For Williams,who also co-facilitates the Winnipeg Pagan Pub Moot, serving her community through Ikwe is just part of being a conscientious human being: “I don’t want to live in a city where people don’t help each other, this is the right thing to do.”

As a mother of two, grandmother, and full-time worker at an animal shelter, Williams does not have a great deal of free time, and as she speaks to The Wild Hunt, she regularly checks her phone, monitoring requests for rides coming through the Ikwe Facebook group.

“We work really well together without having many rules” says Brouzes, stressing that Ikwe is not a business, but a private, volunteer based, donation sponsored alternative to taxi services.

“We are not a free ride service, donations are encouraged. Elders can ride for free.” With a chuckle, Williams adds: “Alot of our members aren’t willing to ride for free” and she went on to explain that donations are often greater than what a taxi fare would have been, as members are so grateful to have a safe and cheerful ride with an Ikwe driver.

“What I enjoy most about giving rides to people is sometimes exposing women, who because of the fear, have a limited access to this world.’ says Brouzes, sharing a story about a young inner city mother, who wanted to pick up a television she was purchasing through Kijiji. It was to be collected from a far-flung suburb, in a part of the city that the young woman had never seen before.

“She had the money for the TV, and needed safe transport. She felt safe with Ikwe Safe Rides and a woman driver, to do that.”
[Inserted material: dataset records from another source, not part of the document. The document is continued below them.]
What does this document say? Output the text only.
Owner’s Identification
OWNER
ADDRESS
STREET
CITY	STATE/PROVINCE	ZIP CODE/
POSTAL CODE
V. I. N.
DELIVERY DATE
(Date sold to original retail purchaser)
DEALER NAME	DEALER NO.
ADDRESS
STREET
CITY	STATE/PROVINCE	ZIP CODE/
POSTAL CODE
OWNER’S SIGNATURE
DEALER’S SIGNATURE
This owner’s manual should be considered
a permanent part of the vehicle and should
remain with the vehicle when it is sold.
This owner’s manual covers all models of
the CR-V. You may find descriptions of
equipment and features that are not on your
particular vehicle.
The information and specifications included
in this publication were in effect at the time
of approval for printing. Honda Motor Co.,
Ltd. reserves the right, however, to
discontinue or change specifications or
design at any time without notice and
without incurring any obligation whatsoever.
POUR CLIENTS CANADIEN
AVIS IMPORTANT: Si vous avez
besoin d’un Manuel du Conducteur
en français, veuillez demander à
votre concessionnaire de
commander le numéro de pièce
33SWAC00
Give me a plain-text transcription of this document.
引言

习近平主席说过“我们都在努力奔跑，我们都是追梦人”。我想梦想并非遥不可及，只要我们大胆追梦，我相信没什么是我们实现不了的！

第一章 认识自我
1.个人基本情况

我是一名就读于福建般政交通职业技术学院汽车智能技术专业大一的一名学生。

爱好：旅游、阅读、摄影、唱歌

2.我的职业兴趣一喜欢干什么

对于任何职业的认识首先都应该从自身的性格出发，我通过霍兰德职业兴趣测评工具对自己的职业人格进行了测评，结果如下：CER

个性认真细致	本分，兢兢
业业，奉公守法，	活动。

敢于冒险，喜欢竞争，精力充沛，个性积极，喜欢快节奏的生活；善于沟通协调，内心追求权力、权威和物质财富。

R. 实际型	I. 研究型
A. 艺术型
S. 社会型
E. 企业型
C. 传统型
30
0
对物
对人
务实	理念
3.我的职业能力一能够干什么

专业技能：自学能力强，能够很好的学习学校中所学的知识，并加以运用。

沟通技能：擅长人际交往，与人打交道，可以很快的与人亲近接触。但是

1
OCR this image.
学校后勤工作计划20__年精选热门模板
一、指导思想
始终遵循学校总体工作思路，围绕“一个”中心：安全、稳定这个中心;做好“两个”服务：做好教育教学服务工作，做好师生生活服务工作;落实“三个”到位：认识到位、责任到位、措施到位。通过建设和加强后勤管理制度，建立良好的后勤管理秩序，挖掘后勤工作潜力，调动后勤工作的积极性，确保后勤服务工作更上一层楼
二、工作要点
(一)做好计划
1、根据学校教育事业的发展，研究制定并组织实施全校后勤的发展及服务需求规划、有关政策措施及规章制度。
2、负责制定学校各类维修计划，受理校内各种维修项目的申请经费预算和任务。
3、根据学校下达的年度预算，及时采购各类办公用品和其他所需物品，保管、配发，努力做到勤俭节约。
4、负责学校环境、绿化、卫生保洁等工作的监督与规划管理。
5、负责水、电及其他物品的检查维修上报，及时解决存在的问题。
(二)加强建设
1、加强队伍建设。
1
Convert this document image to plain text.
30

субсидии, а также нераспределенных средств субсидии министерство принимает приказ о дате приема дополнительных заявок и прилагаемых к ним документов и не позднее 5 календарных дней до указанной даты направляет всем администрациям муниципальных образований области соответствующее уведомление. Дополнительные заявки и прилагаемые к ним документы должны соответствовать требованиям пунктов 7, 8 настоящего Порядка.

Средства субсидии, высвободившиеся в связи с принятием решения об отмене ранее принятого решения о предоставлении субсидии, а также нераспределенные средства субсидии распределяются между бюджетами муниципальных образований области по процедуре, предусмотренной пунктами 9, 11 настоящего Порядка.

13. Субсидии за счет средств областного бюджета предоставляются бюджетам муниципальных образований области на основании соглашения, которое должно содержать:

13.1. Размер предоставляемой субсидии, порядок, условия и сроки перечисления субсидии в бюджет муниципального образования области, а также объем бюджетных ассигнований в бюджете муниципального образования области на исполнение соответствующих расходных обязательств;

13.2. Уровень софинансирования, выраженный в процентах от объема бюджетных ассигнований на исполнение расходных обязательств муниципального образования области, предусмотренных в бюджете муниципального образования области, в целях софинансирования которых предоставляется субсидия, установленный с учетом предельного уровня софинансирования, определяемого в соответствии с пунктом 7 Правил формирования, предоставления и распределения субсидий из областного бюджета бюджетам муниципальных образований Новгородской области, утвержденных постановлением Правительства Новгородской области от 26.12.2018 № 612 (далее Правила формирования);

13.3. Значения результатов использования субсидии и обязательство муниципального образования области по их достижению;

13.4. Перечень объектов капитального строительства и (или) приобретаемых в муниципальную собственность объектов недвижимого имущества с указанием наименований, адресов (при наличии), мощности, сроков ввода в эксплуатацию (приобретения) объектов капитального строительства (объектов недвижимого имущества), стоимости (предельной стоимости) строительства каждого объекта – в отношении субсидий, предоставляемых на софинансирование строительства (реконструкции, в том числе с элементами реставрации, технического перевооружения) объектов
The Ikwe team is planning to expand the group next summer, and will have a larger vehicle to use in order to provide rides for women and their families who would like to participate in recreational and cultural activities outside the city.  Brouzes explains: “Birds Hill (Provincial Park) is close enough to do a few runs back and forth a day.”

In addition to this, members will be able to access a family-friendly powwow and day trips to the beach.

Ikwe Administrator Christine Brouzes

Ikwe Administrator Christine Brouzes [Courtesy Photo]

Brouzes understands the value of the experiences and is grateful for the privilege of owning a car. She takes great satisfaction from the ability to share it: “To see the wonder and ability in families eyes, to plan ahead for that, is something really special. Imagine if your life was only 10 blocks wide, and you felt trapped?”

Drivers for the group are screened to ensure that they have a valid drivers license, and up-to-date vehicle insurance. Appropriate car seats are available for the children of the members taking rides.

Members are asked to post to the group when they need a lift, stating the area of town they are leaving from and traveling to. A driver will then respond to the post, requesting a private message with details from the member. When the request is booked, the driver will post “booked” to the wall post, and “completed” when the trip is done. Members and drivers can work out if a return trip is needed, or another trip on a different day.

Ikwe is not the only safe ride service in Winnipeg, but it is the largest. The demand for safe and affordable transportation is increasing as people learn about this particular alternative. Brouzes explains: “Of the 15,000 or so rides we have provided to women, and the several hundred that I have personally provided, every single woman, when I ask them, have you ever had an Ikwe ride before? Whether they say yes or no, they follow up that statement with ‘I’m so glad you exist because…’ and all of them have a negative story to tell about taking a taxi in Winnipeg.”

This grassroots approach to solving the transportation gap in Winnipeg has been successful so far, thanks to the hard work of many community-minded members. The model is being honed and expanded as the group develops and gains capacity. Other community-based approaches to transportation in Winnipeg includes Peg City Car Co-Op, a carsharing program, other safe ride programs. Additionally, Uber is expected to expand into the city once hurdles with the Taxicab Board and public insurance are solved.